Here’s something surprising:
You can still find your partner attractive and have low libido. Many people assume lack of desire equals lack of attraction which leads to hurt feelings and rejection.

This misunderstanding causes massive relationship damage.

What to do:

  • Separate physical attraction vs. libido in your conversations.
  • Reassure your partner when attraction is still there.
  • Use clear language: “I love you, my body just isn’t cooperating right now.”

8. Two-Meal Dieting or Under-Eating

If you’re restricting calories or skipping meals, your body may interpret that as scarcity and reproduction becomes non-essential. Low energy availability equals low sex drive.

What to do:

  • Eat enough protein, fats and carbohydrates.
  • Don’t chronically undereat in the name of “health.”
  • Libido often returns when nourishment improves.

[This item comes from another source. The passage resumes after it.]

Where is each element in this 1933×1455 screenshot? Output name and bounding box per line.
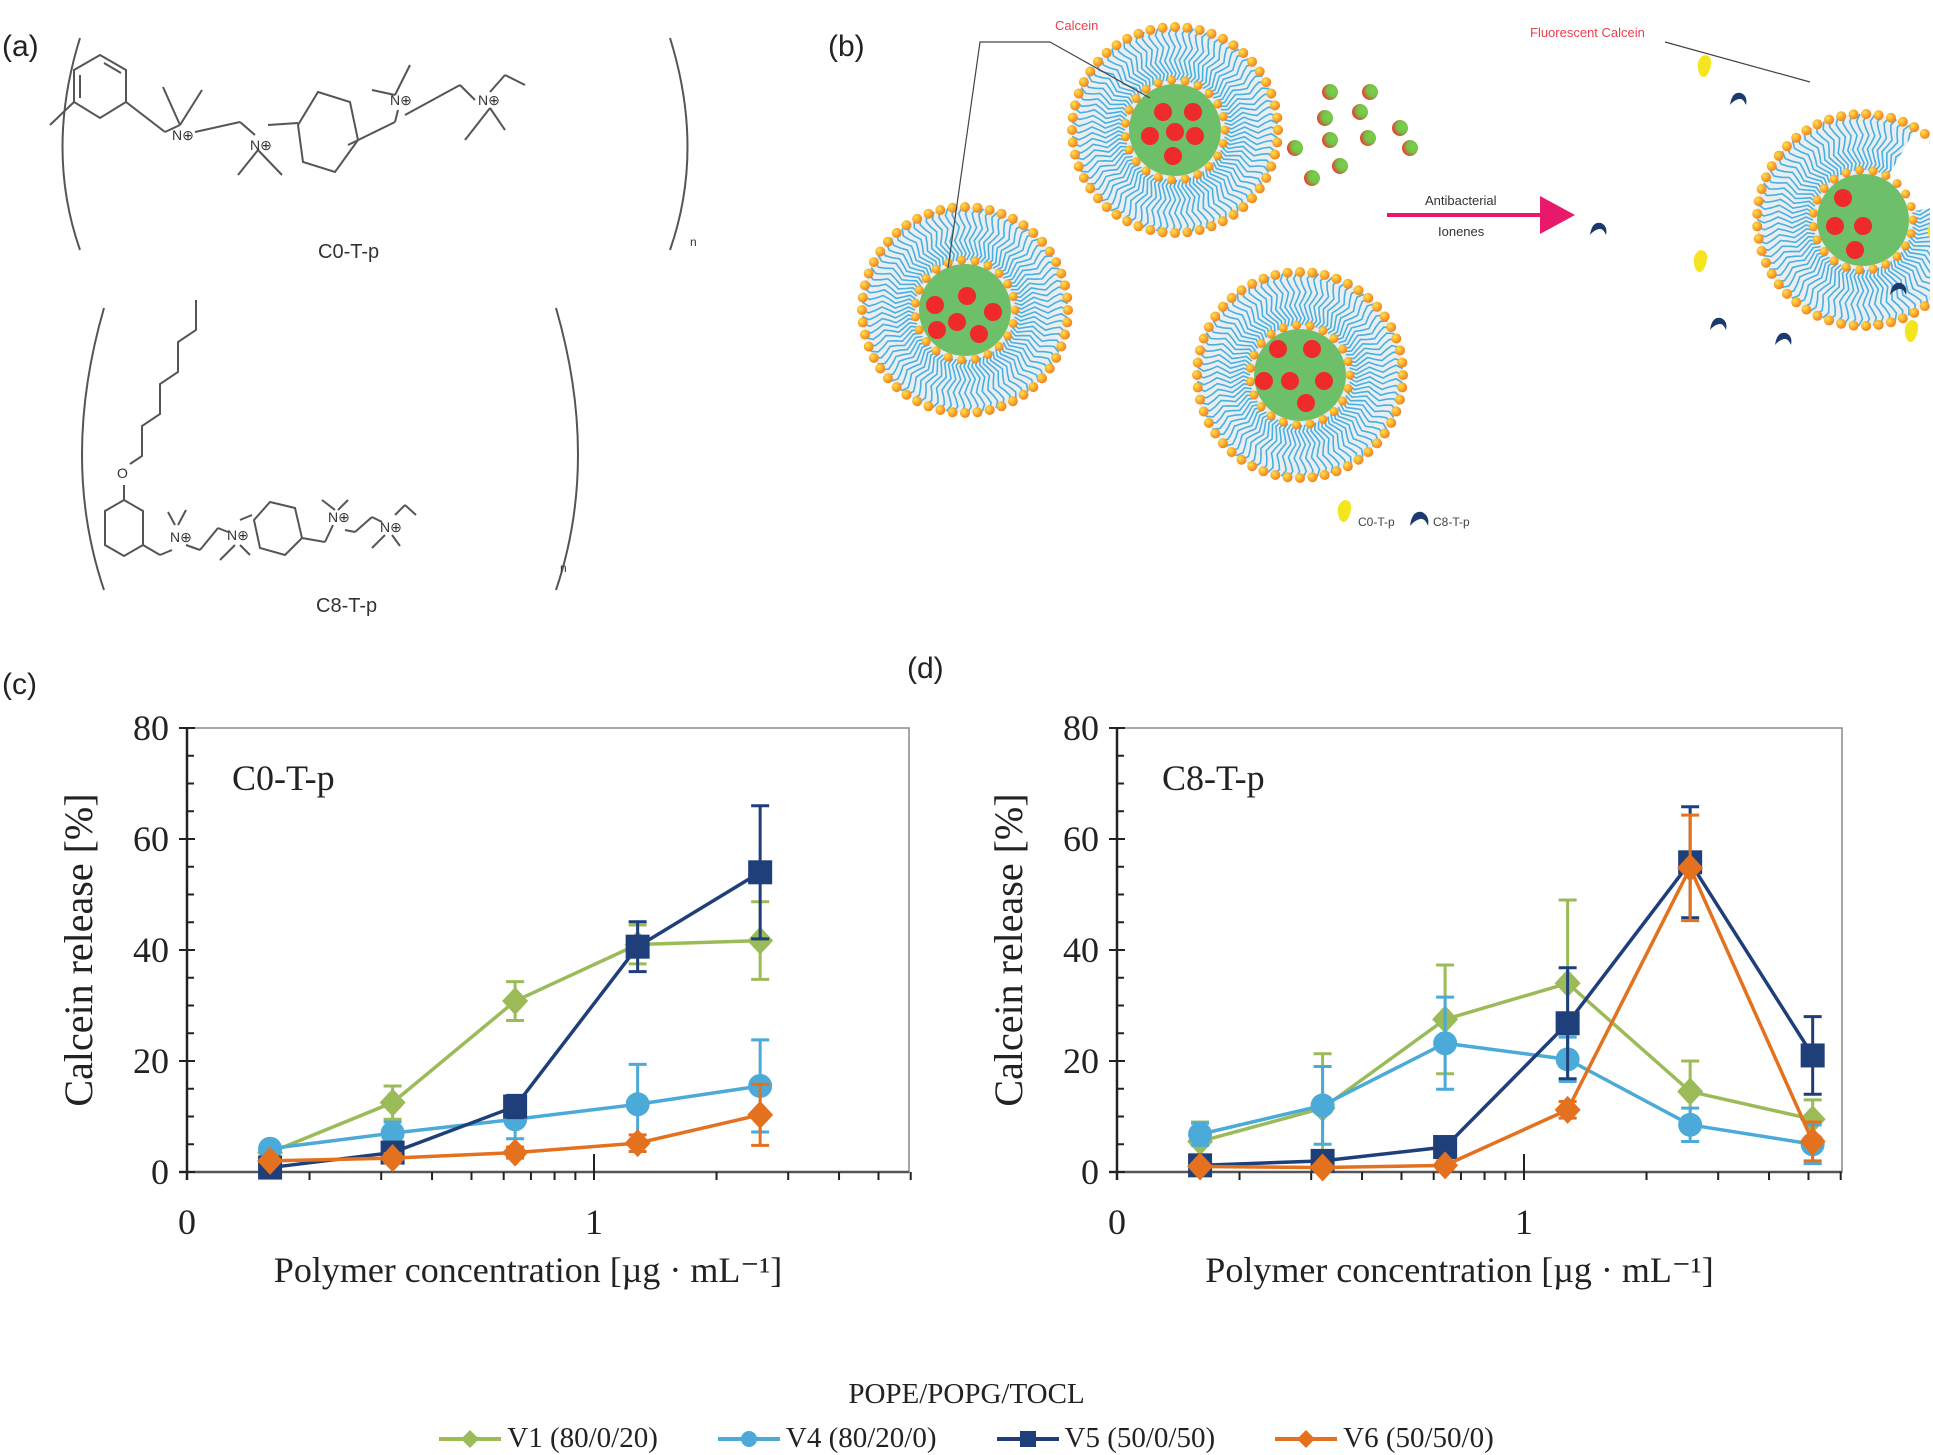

9. Lack of Body Confidence

Feeling disconnected from your body  weight changes, scars, aging  can quietly shut down sexual desire. You may avoid intimacy even if you love your partner.

What to do:

  • Practice gentle self-touch or mirror work.
  • Choose clothes that make you feel comfortable and attractive.
  • Remember: desire grows in safety, not criticism.

10. Not Knowing How to Talk About It

This might be the biggest one. People often suffer in silence because they don’t know how to explain low libido without hurting their partner. That silence breeds misunderstanding, resentment and emotional distance.

What to do:

Try starting with:

“I care about you and I want us to feel close. My low sex drive isn’t about you  I’d love to figure this out together.”

Low libido means something in your system emotional, physical, hormonal or relational needs attention. If you’re struggling with low sexual desire, you deserve support, not shame.